Dude I hate New York. First of all there is this vibe that like every upper middle class bourgeois f#ck to graduate some bullsh*t subpar college had to go up there and be a f%cking post-scenester hipster, which I took personally: every person West of the Nile herded in a mass Northern migration. niagara falls ontario hotels You want a big city vibe you go to Paris or Cairo and leave the Coppola chilluns' iconic empire the hell alone. Really in America its about Seattle, Portland, and Austin. L.A. is off the chain.
The standard for decency, which I admit you and your myriad of archetypical beauty niagara falls ontario hotels are on par with, and then some... is so SH]T that in this DOODOO WORLD all you have to do is have money, be beautiful, and have vicarious interests on your sleeve such as the 1000 some odd marginally quasi-mediocre hipster acts to name drop at some America is Homo bipartisan hipster party only assholes go to to meet people that are assholes, and feign identifiable through the few poster child examples of icon in your city in one mass flock, in every instance.

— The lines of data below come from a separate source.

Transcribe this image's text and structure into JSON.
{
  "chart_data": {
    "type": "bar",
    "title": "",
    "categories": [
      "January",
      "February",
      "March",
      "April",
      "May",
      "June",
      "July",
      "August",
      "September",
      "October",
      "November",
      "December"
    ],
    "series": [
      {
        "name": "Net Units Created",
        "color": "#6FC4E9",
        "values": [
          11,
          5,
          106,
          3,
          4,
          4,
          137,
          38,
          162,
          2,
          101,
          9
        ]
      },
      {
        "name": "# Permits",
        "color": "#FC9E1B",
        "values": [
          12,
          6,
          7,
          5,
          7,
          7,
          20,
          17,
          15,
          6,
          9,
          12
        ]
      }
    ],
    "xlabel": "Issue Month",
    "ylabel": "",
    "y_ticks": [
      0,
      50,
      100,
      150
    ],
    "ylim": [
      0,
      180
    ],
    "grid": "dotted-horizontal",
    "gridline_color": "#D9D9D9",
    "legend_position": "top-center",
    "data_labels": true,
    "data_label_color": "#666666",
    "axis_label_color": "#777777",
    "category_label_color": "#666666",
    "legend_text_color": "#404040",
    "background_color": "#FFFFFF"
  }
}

That's what Barbara reminds me of. Everybody is MINDLESSLY trendy as shi†. she thinks because she knows a cute gay guy that she's so at liberty to flip her trendy prima donna set between tolerant millenial liberal and AHS asshole bourgeois. All this "#Romney/Ryan 2012" pure HERESY? Its trash. Its trash like her pretending that she's a fashionista and the first place, her being a high school compromise between Jerry Jeff Walker Propagandhi, and for example her using me as an example of someone not worth a spoonful of sugar like she's fond of about twice the amount in grains of salt. How can anyone pretend to abide by this idiocy?
Take your poster-child aesthetic, and put it up against my face on the cover of Jason Schwartzman's/Coconut Records' "Davy", being on acid going on two years living with Natasha Kinski's son, as a producer having an example of your work in constructive interference (pre-batchelorriate) in JOHN NASH's possession, being the nephew niagara falls ontario hotels of George W. Bush' graduating classmate of Yale who REGARDLESS of whether he got his tap Senior Year, isn't a fucking IDIOT like her dyslexic father (pardon me, I happen to respect the living HELL out of Vannevar, Prescott, and George H.W. Bush), and being worth more than any of her HS friends ever will by the time they are dead. You need an entire social set to represent that exemplary a level of iconic.